Other News Materials 3 June 2010 12:35 (UTC +04:00)
Foreign tourists would jump at the chance of clubbing to death the cane toads that threaten to overrun the tropical north of Australia and render native species extinct, officials claimed Thursday.
Tourists invited to kill Australia's pesky cane toads

Foreign tourists would jump at the chance of clubbing to death the cane toads that threaten to overrun the tropical north of Australia and render native species extinct, officials claimed Thursday, DPA reported.

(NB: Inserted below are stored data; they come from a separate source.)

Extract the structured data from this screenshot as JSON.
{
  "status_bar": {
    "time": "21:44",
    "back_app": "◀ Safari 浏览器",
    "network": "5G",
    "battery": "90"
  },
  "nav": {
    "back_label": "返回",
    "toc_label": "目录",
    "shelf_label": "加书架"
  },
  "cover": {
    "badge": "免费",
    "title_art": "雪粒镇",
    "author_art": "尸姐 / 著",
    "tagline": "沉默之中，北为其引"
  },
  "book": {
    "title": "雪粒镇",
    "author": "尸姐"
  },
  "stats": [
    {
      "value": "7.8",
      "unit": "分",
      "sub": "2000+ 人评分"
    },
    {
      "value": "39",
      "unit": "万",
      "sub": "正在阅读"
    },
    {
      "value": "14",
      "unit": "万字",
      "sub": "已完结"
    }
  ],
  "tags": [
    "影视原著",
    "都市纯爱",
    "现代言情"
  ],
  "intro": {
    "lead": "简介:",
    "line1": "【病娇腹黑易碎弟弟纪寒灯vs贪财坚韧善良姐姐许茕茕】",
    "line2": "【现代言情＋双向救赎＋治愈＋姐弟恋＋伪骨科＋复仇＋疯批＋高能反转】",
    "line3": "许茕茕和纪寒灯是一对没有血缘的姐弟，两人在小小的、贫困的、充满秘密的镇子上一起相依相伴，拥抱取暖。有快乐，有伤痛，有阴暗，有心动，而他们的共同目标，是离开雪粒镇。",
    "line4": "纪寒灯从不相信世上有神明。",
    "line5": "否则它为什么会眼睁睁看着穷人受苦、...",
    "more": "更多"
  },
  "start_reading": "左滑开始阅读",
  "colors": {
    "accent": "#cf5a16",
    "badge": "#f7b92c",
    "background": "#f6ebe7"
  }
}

An estimated 92 million of the poisonous pests live in the Northern Territory - 418 for every man, woman and child there - following their migration from Queensland, where they were introduced by farmers last century to gobble up the cane beetles that were damaging crops.

"Having the people who are visiting in terms of tourists out there helping would be a fantastic experience for them, and it would add hugely to your experience with native wildlife," environmentalist Graeme Sawyer - who is also lord mayor of Darwin, the territory's capital - told the public broadcaster ABC.

Sawyer - who is coordinator in Darwin for FrogWatch, a group that provides information and monitors the amphibians - said foreign tourists had volunteered to help in cane toad-eradication drives in Queensland and Western Australia but that Northern Territory authorities had fought shy of encouraging them to pick up a golf club.

On a single day in Queensland last year, 10,000 toads were collected and popped in freezers to kill them before they were turned into liquid fertilizer that was sold to fund the eradication drive.

Animals, even those bigger than dogs, die from the poison that cane toads excrete to ward off prey.

Sawyer has joined those calling for the government to offer a bounty on cane toads that would make them more lucrative to collect and hand in than aluminium cans for recycling.